US-based Facebook produced the site with the help of 4,000 French users, who suggested ways to translate the network's jargon and voted for the best choice.
Founded in 2004 by former Harvard student Mark Zuckerberg, Facebook claimed to have 67 million active users worldwide at the beginning of March, of whom 1.4 million live in France.
Facebook hopes to boost its global popularity by making itself available in different languages, with a Spanish site launched last month and a German one that went online last week in addition to the new French version.
Members can now choose from a drop-down menu to display their homepage in any one of the four languages, although applications, games and software nuggets so far remain displayed in English, including common Facebook terms -- to "poke" a contact, for instance.
A Facebook petition for the site to be translated into French signed up more than 130,000 members: "Victory! We have our French Facebook," wrote one user, Jasmine Samson from Montreal, Canada.

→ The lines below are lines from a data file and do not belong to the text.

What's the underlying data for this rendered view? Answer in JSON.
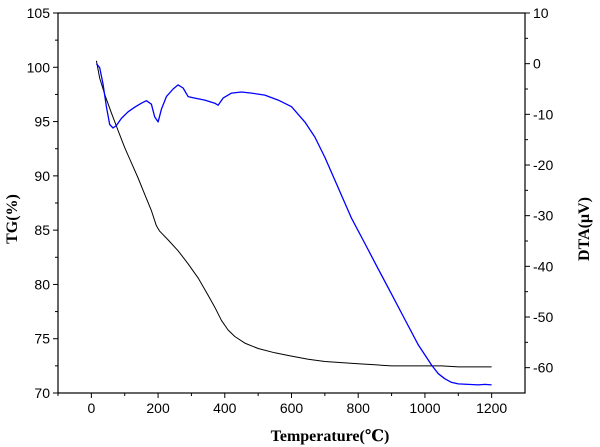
{
  "chart_data": {
    "type": "line",
    "title": "",
    "xlabel": "Temperature(℃)",
    "ylabel_left": "TG(%)",
    "ylabel_right": "DTA(μV)",
    "xlim": [
      -100,
      1300
    ],
    "ylim_left": [
      70,
      105
    ],
    "ylim_right": [
      -65,
      10
    ],
    "x_ticks": [
      0,
      200,
      400,
      600,
      800,
      1000,
      1200
    ],
    "y_left_ticks": [
      70,
      75,
      80,
      85,
      90,
      95,
      100,
      105
    ],
    "y_right_ticks": [
      -60,
      -50,
      -40,
      -30,
      -20,
      -10,
      0,
      10
    ],
    "grid": false,
    "legend": "none",
    "series": [
      {
        "axis": "left",
        "color": "#000000",
        "x": [
          15,
          25,
          40,
          60,
          80,
          100,
          120,
          140,
          160,
          180,
          195,
          205,
          230,
          260,
          290,
          320,
          350,
          370,
          390,
          410,
          430,
          460,
          500,
          550,
          600,
          650,
          700,
          750,
          800,
          850,
          900,
          950,
          1000,
          1050,
          1100,
          1150,
          1200
        ],
        "y": [
          100.6,
          99.0,
          97.5,
          95.8,
          94.2,
          92.6,
          91.2,
          89.8,
          88.3,
          86.8,
          85.4,
          84.9,
          84.1,
          83.1,
          81.9,
          80.6,
          79.0,
          77.9,
          76.7,
          75.8,
          75.2,
          74.6,
          74.1,
          73.7,
          73.4,
          73.1,
          72.9,
          72.8,
          72.7,
          72.6,
          72.5,
          72.5,
          72.5,
          72.5,
          72.4,
          72.4,
          72.4
        ]
      },
      {
        "axis": "right",
        "color": "#0000ff",
        "x": [
          15,
          25,
          35,
          45,
          55,
          65,
          75,
          90,
          110,
          130,
          150,
          165,
          180,
          190,
          200,
          210,
          225,
          245,
          260,
          275,
          290,
          310,
          340,
          370,
          380,
          395,
          420,
          450,
          480,
          520,
          560,
          600,
          640,
          670,
          700,
          740,
          780,
          820,
          860,
          900,
          940,
          980,
          1020,
          1040,
          1060,
          1080,
          1100,
          1130,
          1160,
          1180,
          1200
        ],
        "y": [
          0,
          -0.8,
          -4,
          -8.5,
          -12,
          -12.7,
          -12.2,
          -10.8,
          -9.5,
          -8.6,
          -7.8,
          -7.3,
          -8.0,
          -10.5,
          -11.5,
          -9.0,
          -6.5,
          -5.0,
          -4.2,
          -4.8,
          -6.5,
          -6.8,
          -7.2,
          -7.8,
          -8.2,
          -6.8,
          -5.8,
          -5.6,
          -5.8,
          -6.2,
          -7.2,
          -8.5,
          -11.5,
          -14.5,
          -18.5,
          -24.5,
          -30.5,
          -35.5,
          -40.5,
          -45.5,
          -50.5,
          -55.5,
          -59.5,
          -61.2,
          -62.2,
          -62.9,
          -63.2,
          -63.3,
          -63.4,
          -63.3,
          -63.4
        ]
      }
    ]
  }
}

But others were unimpressed. "Ok, so you've done it, but it's a hatchet job. Why go only half way?" complained David Perez.
A French counter-petition against translating the site had close to 8,000 members, who argued that limiting Facebook to English-speaking, better educated users helped keep out "undesirable" members.

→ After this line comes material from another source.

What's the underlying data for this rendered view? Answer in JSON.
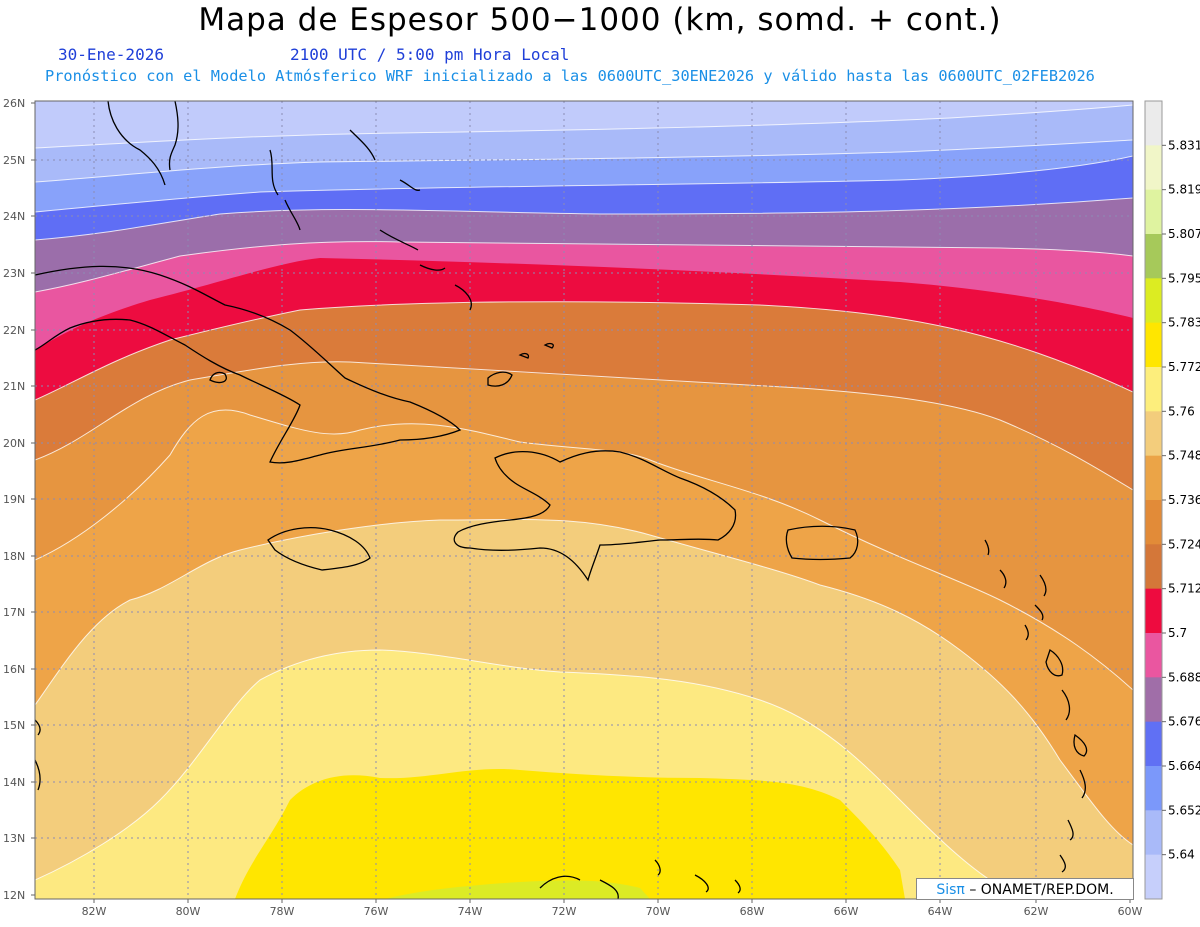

A majority of its users now live outside the United States, with a third based in Europe: France has the sixth largest community after United States, Britain, Canada, Turkey and Australia, the site says.
The social networking site has been gaining ground on the market leader, the US site MySpace, which was founded in 2003 and snapped up two years later by Rupert Murdoch's media empire, and now claims 110 million users.
Facebook's 23-year-old founder Zuckerberg is the youngest ever self-made billionaire according to Forbes magazine.
The site's value has been estimated at as much as 15 billion dollars (9.75 billion euros), based on Microsoft paying 240 million dollars for a 1.6 percent stake in the company last year.
Facebook announced this month it had hired Sheryl Sandberg, a former top executive at Google, to be its new chief operating officer, with the goal of boosting its turnover from 150 million dollars last year.
In charge of business development, Sandberg will be tasked with finding new revenue channels -- including targeted advertising -- while protecting users' personal data.